A tangled network of romantic, sexual and political intrigues is eclipsed by exquisite production values in the complex Japanese period meller “Oh-oku: The Women of the Inner Palace.” Pic reps a bigscreen finale to a popular Nipponese tube miniseries, but effectively functions as a stand-alone experience that echoes “Elizabeth” in its high-court shenanigans and surpasses the Western imposture of “Memoirs of a Geisha” for authenticity. Released last Christmas, pic garnered strong local biz, but fidelity to historical rhythms may make this opulent effort hard work even for international fest auds.
Based on actual events, the story kicks off during the early 18th century when, after the death of his father, 5-year-old Iegetsu Tokugawa becomes the new shogun of Tokyo. Iegetsu’s mother is beautiful concubine Gekkoin (Haruka Igawa), who, by giving birth to the heir, has usurped the pole position held by the deceased shogun’s wife, Teneiin (Reiko Takashima).
Claws barely concealed behind elegant costumes, Teneiin sees a political opportunity when she deduces that her rival is conducting an illicit romance with the young shogunate’s inexperienced chief political adviser, Manabe (Mitsuhiro Oikawa). The protector of Gekkoin’s secret is the Inner Palace’s head matron, 28-year-old virgin Ejima (Yukie Nakama), who is besotted with handsome Kabuki actor Shingoro (Hidetoshi Nishijima).
Unable to directly attack Gekkoin, Teneiin hires Shingoro to seduce the smitten Ejima. According to Teneiin’s plan, threats of exposure will force Ejima to betray Gekkoin to the elders of the shogun council, undermining the concubine and her infant ruler’s power base. Drama of whether Ejima will or won’t surrender to the man who may or may not love her is the narrative’s backbone.

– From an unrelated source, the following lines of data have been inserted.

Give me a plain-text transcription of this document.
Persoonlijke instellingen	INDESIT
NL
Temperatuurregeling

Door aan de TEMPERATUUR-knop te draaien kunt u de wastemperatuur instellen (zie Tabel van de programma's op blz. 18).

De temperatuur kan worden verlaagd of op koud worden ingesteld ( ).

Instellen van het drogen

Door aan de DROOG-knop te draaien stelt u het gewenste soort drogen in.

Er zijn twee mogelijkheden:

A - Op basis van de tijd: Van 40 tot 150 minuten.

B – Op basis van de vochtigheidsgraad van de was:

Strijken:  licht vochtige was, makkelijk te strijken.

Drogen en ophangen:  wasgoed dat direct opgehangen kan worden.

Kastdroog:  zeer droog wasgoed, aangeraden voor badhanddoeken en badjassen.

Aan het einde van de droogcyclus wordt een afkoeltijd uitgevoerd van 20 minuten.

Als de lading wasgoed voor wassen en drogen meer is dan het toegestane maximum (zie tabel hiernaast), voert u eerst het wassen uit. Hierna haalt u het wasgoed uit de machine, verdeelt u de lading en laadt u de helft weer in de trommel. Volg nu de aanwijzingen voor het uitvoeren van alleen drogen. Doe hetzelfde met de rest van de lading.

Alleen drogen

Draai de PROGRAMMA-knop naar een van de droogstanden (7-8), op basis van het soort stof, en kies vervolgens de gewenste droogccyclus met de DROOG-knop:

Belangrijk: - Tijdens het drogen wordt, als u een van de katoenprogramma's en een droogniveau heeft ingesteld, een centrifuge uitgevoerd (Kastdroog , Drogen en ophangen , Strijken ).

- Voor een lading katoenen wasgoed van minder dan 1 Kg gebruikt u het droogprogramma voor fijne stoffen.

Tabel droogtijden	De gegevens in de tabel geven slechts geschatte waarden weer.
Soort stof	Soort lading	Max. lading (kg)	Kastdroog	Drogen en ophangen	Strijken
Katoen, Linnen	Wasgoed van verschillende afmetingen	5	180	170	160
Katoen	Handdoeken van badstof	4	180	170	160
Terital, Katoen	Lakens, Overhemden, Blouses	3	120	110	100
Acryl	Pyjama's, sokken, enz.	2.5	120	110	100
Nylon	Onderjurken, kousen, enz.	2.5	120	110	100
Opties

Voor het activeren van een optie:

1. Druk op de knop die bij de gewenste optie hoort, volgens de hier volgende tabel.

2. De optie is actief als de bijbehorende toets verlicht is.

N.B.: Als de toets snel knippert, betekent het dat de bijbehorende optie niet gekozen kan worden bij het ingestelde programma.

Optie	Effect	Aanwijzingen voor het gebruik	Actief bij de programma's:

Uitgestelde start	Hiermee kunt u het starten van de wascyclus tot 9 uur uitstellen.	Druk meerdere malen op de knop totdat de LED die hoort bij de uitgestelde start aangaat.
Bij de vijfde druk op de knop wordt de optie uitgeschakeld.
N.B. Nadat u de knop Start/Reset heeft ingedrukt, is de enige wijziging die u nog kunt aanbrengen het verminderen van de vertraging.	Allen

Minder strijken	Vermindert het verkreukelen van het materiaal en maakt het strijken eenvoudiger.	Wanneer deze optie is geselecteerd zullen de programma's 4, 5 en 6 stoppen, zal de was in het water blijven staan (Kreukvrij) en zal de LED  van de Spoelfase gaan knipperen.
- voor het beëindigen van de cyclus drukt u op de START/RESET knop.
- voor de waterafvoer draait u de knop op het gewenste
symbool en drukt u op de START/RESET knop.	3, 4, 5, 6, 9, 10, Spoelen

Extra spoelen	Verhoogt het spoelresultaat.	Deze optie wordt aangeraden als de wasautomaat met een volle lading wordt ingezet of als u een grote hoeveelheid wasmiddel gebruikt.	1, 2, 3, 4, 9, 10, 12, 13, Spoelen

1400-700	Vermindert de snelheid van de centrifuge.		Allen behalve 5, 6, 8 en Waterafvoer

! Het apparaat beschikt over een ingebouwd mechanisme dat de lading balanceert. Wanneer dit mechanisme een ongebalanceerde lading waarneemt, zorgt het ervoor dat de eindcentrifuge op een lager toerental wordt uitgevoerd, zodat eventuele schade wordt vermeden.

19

Slow-moving yarn requires auds to keep alert, but there is plenty to appease the eye while the drama builds incrementally to its tragic, romantic climax. Multiple outdoor crowd scenes, re-enactments of Kabuki performances and repeated shots of beautifully adorned women shuffling along palace corridors stylishly, though inadequately, cover for a lack of narrative dynamism.
Perfs are solid across the tatami, but intricacy of Japanese high-court etiquette and sluggish pacing will deter Western auds. Each new character is introduced with an untranslated subtitle giving his or her name and position. Even with English dubbing, beginning will find most Western auds struggling to keep up with who’s who.
In a standard sop to Japanese auds, pic ends with a modern pop song that demolishes period atmosphere. All tech credits are impeccable.